Other than resorting to vaccination, other methods of treatments were utilised as the vaccine had not been initially established. One method used by healthcare professionals was the use of convalescent plasma treatment. The use of this treatment mimics acquired immunity as the patient is introduced to antibodies extracted from those who have overcome the SARS-CoV-2 virus, this method of treatment seems to be highly effective in reducing mortality. An article published from The Lancet, Infectious Diseases, claims that patients who suffered with severe COVID-19 symptoms and were treated with the convalescent plasma saw significant reduction in the SARS-Cov-2 viral loads. Although effective, the convalescent plasma treatment has some difficulties, in order to get plasma rich with antibodies, individuals who have overcome the virus need to donate their plasma extracted from blood, which contains the antibodies used to combat the virus. Additionally, efficacy of convalescent plasma treatment is mostly evident when utilised during the initial infection stage of COVID-19.

A second treatment option utilised to to improve immune response in COVID-19 patients is the use of a cocktail antibody treatment, REGN-COV2, the treatment has the ability to reduce viral load as the monoclonal antibodies against SARS-CoV-2 neutralise viral particles.
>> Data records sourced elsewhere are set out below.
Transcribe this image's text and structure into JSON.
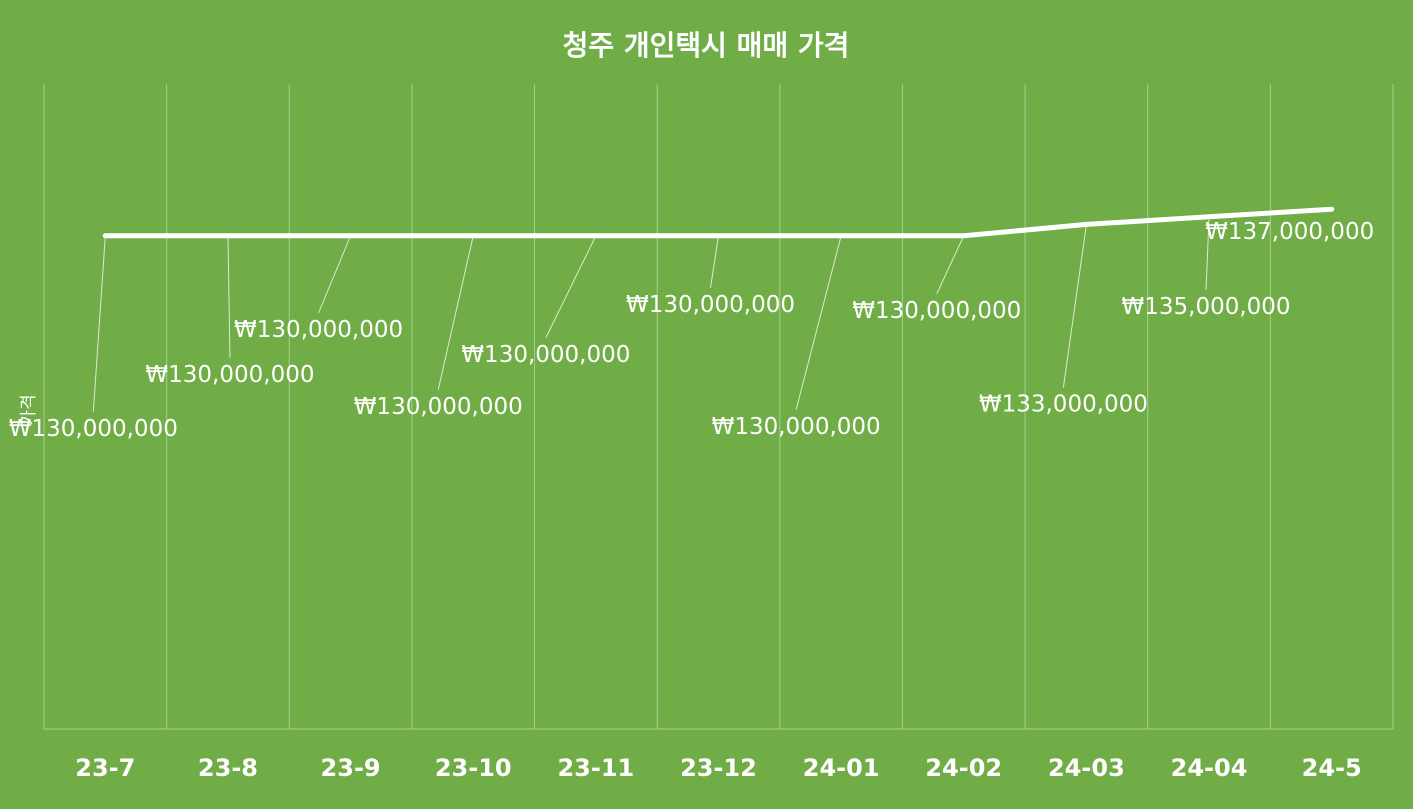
{
  "chart_data": {
    "type": "line",
    "title": "청주 개인택시 매매 가격",
    "ylabel": "가격",
    "xlabel": "",
    "categories": [
      "23-7",
      "23-8",
      "23-9",
      "23-10",
      "23-11",
      "23-12",
      "24-01",
      "24-02",
      "24-03",
      "24-04",
      "24-5"
    ],
    "series": [
      {
        "values": [
          130000000,
          130000000,
          130000000,
          130000000,
          130000000,
          130000000,
          130000000,
          130000000,
          133000000,
          135000000,
          137000000
        ]
      }
    ],
    "data_labels": [
      "₩130,000,000",
      "₩130,000,000",
      "₩130,000,000",
      "₩130,000,000",
      "₩130,000,000",
      "₩130,000,000",
      "₩130,000,000",
      "₩130,000,000",
      "₩133,000,000",
      "₩135,000,000",
      "₩137,000,000"
    ],
    "ylim": [
      0,
      170000000
    ],
    "grid": "vertical",
    "legend": "none",
    "colors": {
      "background": "#70AD47",
      "line": "#FFFFFF",
      "grid": "#A8CF8C",
      "text": "#FFFFFF"
    }
  }
}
The antibody cocktail therapy, initially introduced by the biotechnology company, Regeneron. According to trials done by the company, the treatment was highly beneficial to COVID-19 patients whose immune response had not yet been initiated once the virus entered the patient's body. On 9 January 2021, in a personal interview Dr. A. Shah. confirmed the most prominent advantage appeared to be how the treatment had abilities to alleviate symptoms of COVID-19. Although effective, this treatment is not a direct cure for the disease and thus other methods of prevention and cure must be investigated.

An effective therapeutic drug used to reduce viral load of SARS-CoV-2 is the antiviral drug remdesivir, administered intravenously to hospitalised patients suffering severe COVID-19 symptoms. When tested with in vitro studies, the drug has the ability to inhibit the RNA-dependent RNA-polymerase of the SARS-CoV-2. According to a paper published by The New England Journal of Medicine, found through a study that patients who had been treated with remdesivir saw shorter recovery time than those not treated with the drug. Although the drug was initially tested in vitro and showed significant results in reducing viral load, this drug still needs more scientific testing and analysis. The advantage of reducing infection recovery time with the drug does not eliminate the effects and symptoms of the virus but rather alleviates the time to recover.
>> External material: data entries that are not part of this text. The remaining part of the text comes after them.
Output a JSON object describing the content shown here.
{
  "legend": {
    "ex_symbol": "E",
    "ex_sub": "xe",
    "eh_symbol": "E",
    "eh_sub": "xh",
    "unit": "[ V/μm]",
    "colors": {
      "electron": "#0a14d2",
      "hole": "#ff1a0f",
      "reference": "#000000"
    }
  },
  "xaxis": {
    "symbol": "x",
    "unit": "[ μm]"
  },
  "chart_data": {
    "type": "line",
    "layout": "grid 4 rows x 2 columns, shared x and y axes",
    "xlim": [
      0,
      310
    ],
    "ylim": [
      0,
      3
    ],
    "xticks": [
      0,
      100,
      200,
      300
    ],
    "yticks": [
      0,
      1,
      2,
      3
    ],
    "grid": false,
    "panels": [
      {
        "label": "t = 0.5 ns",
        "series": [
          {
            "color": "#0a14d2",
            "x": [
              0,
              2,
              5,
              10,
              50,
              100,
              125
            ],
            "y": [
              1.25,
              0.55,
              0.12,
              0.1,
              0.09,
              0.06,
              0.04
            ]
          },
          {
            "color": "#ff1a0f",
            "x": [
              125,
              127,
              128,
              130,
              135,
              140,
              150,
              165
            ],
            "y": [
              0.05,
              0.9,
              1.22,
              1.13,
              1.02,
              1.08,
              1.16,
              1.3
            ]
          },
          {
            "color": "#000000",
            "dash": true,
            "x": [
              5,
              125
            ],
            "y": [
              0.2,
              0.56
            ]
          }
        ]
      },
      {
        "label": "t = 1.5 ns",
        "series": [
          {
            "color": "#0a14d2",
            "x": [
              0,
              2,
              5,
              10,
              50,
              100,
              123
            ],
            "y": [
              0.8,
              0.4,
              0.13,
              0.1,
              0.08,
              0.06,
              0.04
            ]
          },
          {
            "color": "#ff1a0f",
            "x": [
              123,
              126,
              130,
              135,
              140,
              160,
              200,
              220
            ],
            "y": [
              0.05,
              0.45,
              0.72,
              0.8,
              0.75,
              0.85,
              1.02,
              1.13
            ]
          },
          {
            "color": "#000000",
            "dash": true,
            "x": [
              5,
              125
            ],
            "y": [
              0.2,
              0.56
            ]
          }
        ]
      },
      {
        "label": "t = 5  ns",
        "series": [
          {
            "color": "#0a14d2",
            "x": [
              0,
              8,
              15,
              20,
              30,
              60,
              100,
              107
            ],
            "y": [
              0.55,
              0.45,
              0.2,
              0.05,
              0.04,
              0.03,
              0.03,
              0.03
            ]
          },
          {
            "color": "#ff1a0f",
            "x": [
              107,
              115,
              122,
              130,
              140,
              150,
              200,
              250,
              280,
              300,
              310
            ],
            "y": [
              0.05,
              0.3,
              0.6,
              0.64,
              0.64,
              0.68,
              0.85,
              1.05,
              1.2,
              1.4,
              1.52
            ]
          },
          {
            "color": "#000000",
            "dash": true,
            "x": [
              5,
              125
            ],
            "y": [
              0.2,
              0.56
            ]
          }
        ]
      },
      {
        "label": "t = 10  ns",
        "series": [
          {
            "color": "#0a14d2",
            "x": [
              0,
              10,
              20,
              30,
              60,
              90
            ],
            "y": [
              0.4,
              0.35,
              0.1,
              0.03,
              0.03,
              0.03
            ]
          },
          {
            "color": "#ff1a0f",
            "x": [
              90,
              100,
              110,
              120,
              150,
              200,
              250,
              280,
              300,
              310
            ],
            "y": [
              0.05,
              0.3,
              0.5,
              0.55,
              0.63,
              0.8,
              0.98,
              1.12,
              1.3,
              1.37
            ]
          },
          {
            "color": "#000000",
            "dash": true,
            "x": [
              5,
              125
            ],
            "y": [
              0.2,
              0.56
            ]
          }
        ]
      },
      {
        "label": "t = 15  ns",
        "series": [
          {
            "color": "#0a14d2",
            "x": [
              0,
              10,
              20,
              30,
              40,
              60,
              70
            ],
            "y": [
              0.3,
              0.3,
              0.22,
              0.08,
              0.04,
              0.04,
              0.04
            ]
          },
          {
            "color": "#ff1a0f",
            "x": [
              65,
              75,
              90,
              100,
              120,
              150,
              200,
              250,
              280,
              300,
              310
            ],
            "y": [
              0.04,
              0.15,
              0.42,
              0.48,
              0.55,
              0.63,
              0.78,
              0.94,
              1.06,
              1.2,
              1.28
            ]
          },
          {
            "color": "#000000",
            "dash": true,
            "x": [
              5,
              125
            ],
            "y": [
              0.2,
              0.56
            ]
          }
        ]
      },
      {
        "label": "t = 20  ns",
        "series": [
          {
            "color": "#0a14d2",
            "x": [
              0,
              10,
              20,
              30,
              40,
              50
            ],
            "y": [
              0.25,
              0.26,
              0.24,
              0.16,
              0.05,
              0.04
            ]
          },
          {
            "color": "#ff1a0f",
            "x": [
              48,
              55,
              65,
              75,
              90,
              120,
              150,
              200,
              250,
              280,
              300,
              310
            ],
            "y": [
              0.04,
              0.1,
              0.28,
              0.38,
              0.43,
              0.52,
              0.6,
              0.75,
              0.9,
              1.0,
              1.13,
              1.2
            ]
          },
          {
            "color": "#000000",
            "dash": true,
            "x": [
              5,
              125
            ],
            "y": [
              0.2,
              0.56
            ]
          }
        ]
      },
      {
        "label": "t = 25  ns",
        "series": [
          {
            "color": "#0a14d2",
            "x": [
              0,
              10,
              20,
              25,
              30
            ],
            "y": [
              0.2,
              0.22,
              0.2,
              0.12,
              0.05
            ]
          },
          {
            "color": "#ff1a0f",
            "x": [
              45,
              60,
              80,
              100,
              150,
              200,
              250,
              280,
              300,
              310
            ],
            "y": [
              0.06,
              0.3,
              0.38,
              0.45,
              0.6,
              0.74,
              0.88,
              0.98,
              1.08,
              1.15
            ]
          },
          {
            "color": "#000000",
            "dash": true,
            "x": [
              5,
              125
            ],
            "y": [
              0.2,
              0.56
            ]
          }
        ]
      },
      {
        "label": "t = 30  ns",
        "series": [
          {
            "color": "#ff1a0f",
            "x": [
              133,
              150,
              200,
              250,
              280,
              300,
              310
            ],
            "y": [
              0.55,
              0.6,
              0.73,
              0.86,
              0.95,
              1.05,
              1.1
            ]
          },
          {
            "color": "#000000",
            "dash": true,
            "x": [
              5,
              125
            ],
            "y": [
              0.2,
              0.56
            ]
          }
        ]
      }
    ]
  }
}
Vaccines are the world’s best effort in combating the current pandemic. Although confidence and trust have already been established in vaccine technologies, nuanced ethical discussions must still be considered. The COVID-19 pandemic has shown that through cooperation and humanity’s drive to solve a common goal, incredible and unprecedented events can take place. By the end of 2021, billions of vaccine doses will be administered, bringing us closer to having this pandemic under control. With these prevention methods considered, the use of other widely studied and researched methods such as convalescent plasma treatment, monoclonal antibody treatment and remdesivir are effective methods to combat the effects of SARS-CoV-2 in situations where a vaccination is not present.

Although for many a vaccine being a solution to the current pandemic, the idea can be daunting for others, due to misinformation and biased opinions. The manner which the vaccine is tested, distributed and mandated could all potentially create an ethical dilemma.